On 9/3/2011 3:51 PM, Lee wrote:
Lee, you bring up an interesting point about certificate warnings & ignoring them. Sometimes I get from Firefox 5, 6 - the warnings, "We can't verify the authenticity of the certificate." It may give a reason - like it's expired. Quite often these are bank / investment / insurance sites. Sometimes, the warning comes from Kaspersky IS. Either way, it sometimes turns out - if I call CS, they "are aware of the problem" - like expired certificate. I guess they don't really keep up w/ it.On 9/3/11, Joe Btfsplk<joebtfsplk@xxxxxxx> wrote:No. I understand Tor Project's main concern is Tor / TBB. I fail to understand why the issue / problem being discussed is in any way limited to Tor or a few softwares.My understanding is that the issue is common to all 'secured' web sites. HTTP is trivially subverted; HTTPS needs a valid cert or the user clicking past a "No, I don't care about my security; go there anyway" warning before it can be subverted.
But, it could just as easily be someone faking it. AFAIK, an avg user has no way to tell if it's a fake or if a site let certificate expire, except call CS. My guess is most "avg" users think, "I know I typed the correct address, & it says "HTTPS" at the top, so I'm safe." Wrong.
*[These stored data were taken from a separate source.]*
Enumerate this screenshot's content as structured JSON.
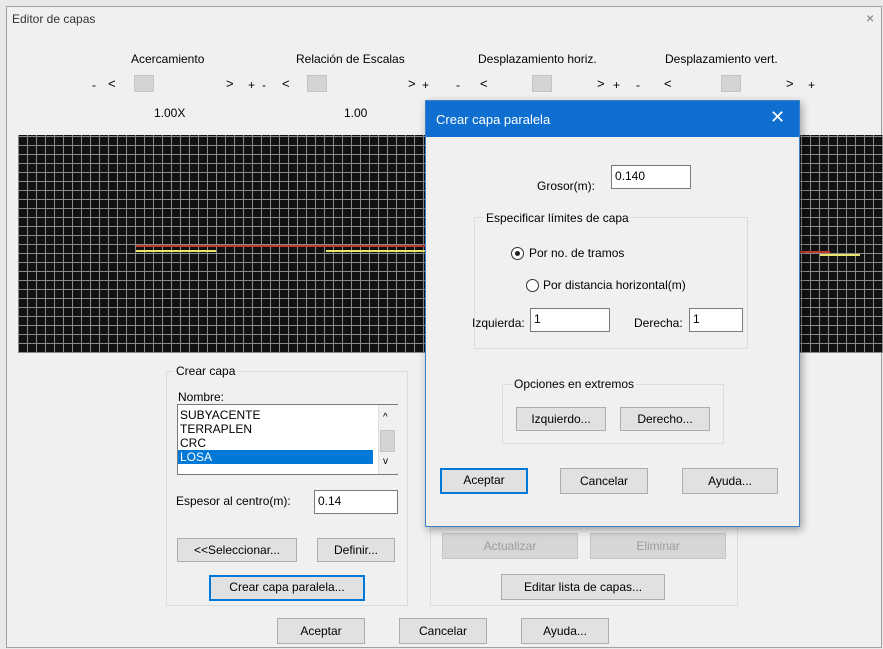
{
  "window": {
    "title": "Editor de capas",
    "close_glyph": "×"
  },
  "sliders": [
    {
      "label": "Acercamiento",
      "value": "1.00X"
    },
    {
      "label": "Relación de Escalas",
      "value": "1.00"
    },
    {
      "label": "Desplazamiento horiz.",
      "value": ""
    },
    {
      "label": "Desplazamiento vert.",
      "value": ""
    }
  ],
  "slider_glyphs": {
    "minus": "-",
    "left": "<",
    "right": ">",
    "plus": "+"
  },
  "create_layer": {
    "title": "Crear capa",
    "name_label": "Nombre:",
    "layers": [
      "SUBYACENTE",
      "TERRAPLEN",
      "CRC",
      "LOSA"
    ],
    "selected_layer": "LOSA",
    "thickness_label": "Espesor al centro(m):",
    "thickness_value": "0.14",
    "select_button": "<<Seleccionar...",
    "define_button": "Definir...",
    "parallel_button": "Crear capa paralela..."
  },
  "right_panel": {
    "update_button": "Actualizar",
    "delete_button": "Eliminar",
    "edit_list_button": "Editar lista de capas..."
  },
  "footer": {
    "ok": "Aceptar",
    "cancel": "Cancelar",
    "help": "Ayuda..."
  },
  "dialog": {
    "title": "Crear capa paralela",
    "close_glyph": "✕",
    "thickness_label": "Grosor(m):",
    "thickness_value": "0.140",
    "limits_title": "Especificar límites de capa",
    "radio_tramos": "Por no. de tramos",
    "radio_distancia": "Por distancia horizontal(m)",
    "selected_radio": "Por no. de tramos",
    "left_label": "Izquierda:",
    "left_value": "1",
    "right_label": "Derecha:",
    "right_value": "1",
    "ends_title": "Opciones en extremos",
    "left_button": "Izquierdo...",
    "right_button": "Derecho...",
    "ok": "Aceptar",
    "cancel": "Cancelar",
    "help": "Ayuda..."
  },
  "colors": {
    "accent": "#0078d7",
    "dialog_titlebar": "#0f6fd1",
    "canvas": "#111111",
    "layer_red": "#c0392b",
    "layer_yellow": "#e8e36a"
  }
}
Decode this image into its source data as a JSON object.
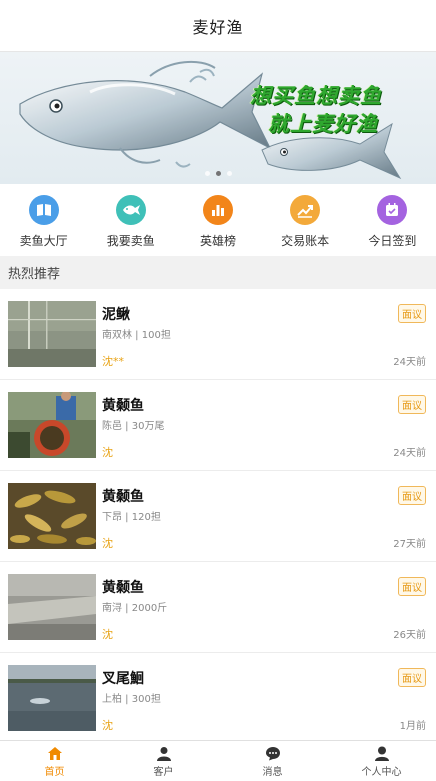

From the very beginning of HTTPS & certificates, I wondered what will prevent people from eventually faking some part or another of the "system." I guess it's statistically safer than plain HTTP, but not foolproof by any stretch. Yet, sites promote it as being totally safe. I can't even convince several financial sites to allow more than 10 PW chars, & to allow special characters.
It doesn't happen every wk, but often enough to be a PITA. It also seems to happen when I really need to transact business - Murphy's law. For these warnings (esp. about expired certs) - I don't know if there's a way for users to verify / resolve questions, except talking to IT dept of the company - if avail.